As a designer for both print and web, I run into trouble when I try to explain why I need high resolution photos for print design and lower resolution photos for websites. Here's to hoping this analogy makes it just a little easier to understand:
Imagine you work for a little corner pizza place. You are the one in charge of rolling out the pizza dough, throwing on the toppings and getting the pizzas into the oven. Your restaurant sells two kinds of pizzas: Personal and Extra Large, and you are really good at making both.
One day, a coworker says, "We've got a big group coming in this afternoon. Make sure you make enough pizza to satisfy the hunger of ten people." He then hands you a bowl with just a small chunk of dough.
"This isn't going to be enough dough," you say. "This might work for a personal size pizza, but definitely won't work for feeding 10 people."
"Can't you just stretch the dough out?" he responds. "I've seen cooks on the Food Network do that."
"That's fake," you respond. "It would be much simpler, and the pizza would be much better, if you gave me enough dough to make an Extra Large pizza."
"Oh, okay," and then your coworker goes and makes enough dough for an Extra Large pizza, and everyone gets enough to eat.
The "Extra Large Pizza" in this case is comparable to a design project for print. Professional printers need large photos to make those graphics look great. A little tiny photo that would look good on a business card can not be blown up to look great at 21 inches tall (no matter what special effects you see on TV).
Let's look at another pizza conundrum.
A teenager walks into your restaurant and wants a pepperoni personal pizza. Your coworker says he'll handle this one, and your busy, so you let him take the reigns. You watch from across the room as he takes a huge clump of pizza dough and smashes it onto the prep table. It's enough dough for an Extra Large pizza, but he forces into into a mound of dough roughly the same size as a personal pizza (and 4 inches tall in the middle).
"You probably shouldn't serve that," you say as you walk over. "That's way too much dough for a little personal size pizza."
"It looks like the same size as a personal size pizza," he responds. "What's the big deal?"
"While it may look like a smaller pizza, you are giving them enough dough for 10 people, and that's just too much."
"So what should I do?" he asks dejectedly.
"Well, it's simple. Just take a small piece of that big lump, and make that into a personal pizza. Problem solved."
The personal pizza is comparable to photos for the web. While printers need big, high resolution photos, websites definitely do not. You want to deliver much smaller photos (less dough) so that your visitors can "digest" those photos easier.
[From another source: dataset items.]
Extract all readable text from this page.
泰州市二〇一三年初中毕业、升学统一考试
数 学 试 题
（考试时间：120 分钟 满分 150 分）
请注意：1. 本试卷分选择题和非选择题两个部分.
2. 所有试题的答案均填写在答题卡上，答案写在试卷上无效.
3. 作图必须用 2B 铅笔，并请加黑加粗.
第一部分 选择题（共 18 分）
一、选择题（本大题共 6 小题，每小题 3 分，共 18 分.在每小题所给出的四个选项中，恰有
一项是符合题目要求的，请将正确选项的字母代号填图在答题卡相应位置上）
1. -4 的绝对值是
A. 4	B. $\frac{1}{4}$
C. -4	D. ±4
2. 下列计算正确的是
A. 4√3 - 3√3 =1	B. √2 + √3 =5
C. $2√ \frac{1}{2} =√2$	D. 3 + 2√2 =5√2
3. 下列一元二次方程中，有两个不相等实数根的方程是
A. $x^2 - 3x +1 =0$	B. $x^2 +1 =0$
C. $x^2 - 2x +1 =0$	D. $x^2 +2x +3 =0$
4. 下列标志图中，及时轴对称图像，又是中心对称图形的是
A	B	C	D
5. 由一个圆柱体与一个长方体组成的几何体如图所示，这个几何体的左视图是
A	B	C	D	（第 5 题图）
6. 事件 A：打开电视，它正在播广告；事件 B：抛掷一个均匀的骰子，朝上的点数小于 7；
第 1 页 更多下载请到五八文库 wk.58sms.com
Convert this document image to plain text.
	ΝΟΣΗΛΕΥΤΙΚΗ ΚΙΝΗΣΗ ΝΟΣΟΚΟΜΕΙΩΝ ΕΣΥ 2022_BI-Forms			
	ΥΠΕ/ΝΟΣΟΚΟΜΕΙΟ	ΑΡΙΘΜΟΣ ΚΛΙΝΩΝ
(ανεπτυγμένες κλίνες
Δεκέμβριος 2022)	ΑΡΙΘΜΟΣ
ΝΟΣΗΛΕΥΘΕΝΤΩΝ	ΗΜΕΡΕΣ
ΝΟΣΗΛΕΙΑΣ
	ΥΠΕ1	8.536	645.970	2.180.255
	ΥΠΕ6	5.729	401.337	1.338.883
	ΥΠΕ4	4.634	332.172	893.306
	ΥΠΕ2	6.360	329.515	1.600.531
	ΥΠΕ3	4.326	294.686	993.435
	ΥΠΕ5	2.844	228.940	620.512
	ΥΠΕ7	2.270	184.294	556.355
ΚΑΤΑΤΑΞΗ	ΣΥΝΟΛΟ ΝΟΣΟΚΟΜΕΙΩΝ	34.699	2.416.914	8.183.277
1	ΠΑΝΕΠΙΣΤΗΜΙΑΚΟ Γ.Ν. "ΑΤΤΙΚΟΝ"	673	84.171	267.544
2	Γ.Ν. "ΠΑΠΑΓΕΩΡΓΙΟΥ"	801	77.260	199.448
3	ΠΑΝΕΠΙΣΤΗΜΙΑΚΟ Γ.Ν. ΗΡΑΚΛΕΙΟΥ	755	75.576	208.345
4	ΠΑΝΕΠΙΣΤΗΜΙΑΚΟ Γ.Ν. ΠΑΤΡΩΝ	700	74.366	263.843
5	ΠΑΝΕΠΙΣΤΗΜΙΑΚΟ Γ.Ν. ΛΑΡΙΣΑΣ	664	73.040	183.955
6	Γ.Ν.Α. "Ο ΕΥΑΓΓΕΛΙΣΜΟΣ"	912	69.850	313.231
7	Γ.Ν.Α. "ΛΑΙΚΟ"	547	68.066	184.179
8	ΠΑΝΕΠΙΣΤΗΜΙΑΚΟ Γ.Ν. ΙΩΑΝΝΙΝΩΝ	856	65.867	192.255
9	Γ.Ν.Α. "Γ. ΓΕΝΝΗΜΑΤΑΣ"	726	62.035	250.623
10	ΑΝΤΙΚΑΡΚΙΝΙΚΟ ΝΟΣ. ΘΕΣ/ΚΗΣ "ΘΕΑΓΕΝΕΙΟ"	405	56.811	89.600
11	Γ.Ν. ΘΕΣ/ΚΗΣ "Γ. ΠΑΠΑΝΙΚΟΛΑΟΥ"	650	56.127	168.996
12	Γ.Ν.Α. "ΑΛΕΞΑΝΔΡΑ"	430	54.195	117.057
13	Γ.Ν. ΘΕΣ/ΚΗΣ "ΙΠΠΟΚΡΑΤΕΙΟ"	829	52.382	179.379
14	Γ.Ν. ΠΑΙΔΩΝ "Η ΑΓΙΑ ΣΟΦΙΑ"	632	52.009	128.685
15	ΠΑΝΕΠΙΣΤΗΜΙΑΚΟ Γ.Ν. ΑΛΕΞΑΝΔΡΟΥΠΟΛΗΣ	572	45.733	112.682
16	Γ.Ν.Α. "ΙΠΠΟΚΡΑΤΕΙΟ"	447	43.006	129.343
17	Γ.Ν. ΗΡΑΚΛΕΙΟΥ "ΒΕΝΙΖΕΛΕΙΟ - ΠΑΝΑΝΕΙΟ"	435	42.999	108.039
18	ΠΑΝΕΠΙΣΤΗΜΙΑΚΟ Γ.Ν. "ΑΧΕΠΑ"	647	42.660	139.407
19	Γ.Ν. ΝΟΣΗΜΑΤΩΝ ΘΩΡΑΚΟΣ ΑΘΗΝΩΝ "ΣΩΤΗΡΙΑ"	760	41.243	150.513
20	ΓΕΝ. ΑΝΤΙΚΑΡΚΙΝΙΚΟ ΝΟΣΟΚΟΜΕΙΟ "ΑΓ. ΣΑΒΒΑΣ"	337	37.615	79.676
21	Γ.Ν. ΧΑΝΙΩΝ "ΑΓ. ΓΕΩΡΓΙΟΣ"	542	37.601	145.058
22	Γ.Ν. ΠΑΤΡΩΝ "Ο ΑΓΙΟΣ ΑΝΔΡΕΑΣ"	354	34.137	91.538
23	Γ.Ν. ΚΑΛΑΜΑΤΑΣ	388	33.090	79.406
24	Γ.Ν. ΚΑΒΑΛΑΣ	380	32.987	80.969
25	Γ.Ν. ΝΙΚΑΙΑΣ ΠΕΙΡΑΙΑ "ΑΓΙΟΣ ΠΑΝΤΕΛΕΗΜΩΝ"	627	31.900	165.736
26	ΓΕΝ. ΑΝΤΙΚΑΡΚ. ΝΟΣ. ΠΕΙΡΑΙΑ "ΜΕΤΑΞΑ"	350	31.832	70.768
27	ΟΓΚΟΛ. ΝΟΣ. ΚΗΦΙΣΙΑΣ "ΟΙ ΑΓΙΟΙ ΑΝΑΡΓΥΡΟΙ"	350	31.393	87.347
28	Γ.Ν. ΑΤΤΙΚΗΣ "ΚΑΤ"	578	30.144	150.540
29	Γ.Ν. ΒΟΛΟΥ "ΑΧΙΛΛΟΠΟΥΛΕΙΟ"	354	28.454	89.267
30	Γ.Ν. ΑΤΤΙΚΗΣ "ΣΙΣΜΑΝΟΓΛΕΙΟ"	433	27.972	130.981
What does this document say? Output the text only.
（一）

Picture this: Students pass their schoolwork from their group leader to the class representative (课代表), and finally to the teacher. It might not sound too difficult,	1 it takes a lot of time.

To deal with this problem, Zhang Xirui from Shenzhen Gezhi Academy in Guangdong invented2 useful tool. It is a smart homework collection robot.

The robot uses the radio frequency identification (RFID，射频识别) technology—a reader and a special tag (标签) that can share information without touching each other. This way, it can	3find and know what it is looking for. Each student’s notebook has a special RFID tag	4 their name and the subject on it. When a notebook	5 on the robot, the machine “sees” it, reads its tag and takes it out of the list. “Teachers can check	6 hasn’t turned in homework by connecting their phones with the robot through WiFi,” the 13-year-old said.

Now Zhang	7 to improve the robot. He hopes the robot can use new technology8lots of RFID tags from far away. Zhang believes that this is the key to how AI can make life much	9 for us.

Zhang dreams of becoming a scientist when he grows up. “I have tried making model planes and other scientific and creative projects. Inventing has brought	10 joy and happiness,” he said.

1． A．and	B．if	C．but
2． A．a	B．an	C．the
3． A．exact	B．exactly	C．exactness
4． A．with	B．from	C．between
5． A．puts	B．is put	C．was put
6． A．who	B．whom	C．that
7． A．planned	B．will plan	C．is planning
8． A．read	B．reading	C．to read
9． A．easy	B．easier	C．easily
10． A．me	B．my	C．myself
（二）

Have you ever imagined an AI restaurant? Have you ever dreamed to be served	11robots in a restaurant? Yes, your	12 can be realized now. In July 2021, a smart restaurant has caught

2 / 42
Some website can trick you by allowing you to resize the photo in your page editor. In this case, your making the photo look smaller, but your visitor is still being forced to download all of that information. All of the websites we build come with the ability to automatically scale down the resolution of your photos when they upload, taking a 5 megabyte picture from your digital camera or smart phone, and reducing it down to 100 kilobytes. This can also be done in programs like Photoshop, Photoshop Elements, GIMP and Picasa (to name a few).
Lastly, lets talk about those kilobytes and megabytes. These are just terms to describe the size of a file on your computer. We can compare kilobytes to "feet" in distance measurement, and megabytes to "miles" in distance measurement. 100 feet is definitely shorter than 1 mile. 100 kilobytes is much smaller than 1 megabyte. In fact, it takes 1,024 kilobytes to equal one megabyte. Most digital cameras take photos that are at least 3 megabytes in size. 3+ megabytes is excellent for print, but not so good for the web, where 300 kilobytes or less will more effectively get the job done.
So when serving pizza, make sure to use the right amount of dough. When providing photos for projects, make sure to provide the right image size for the project.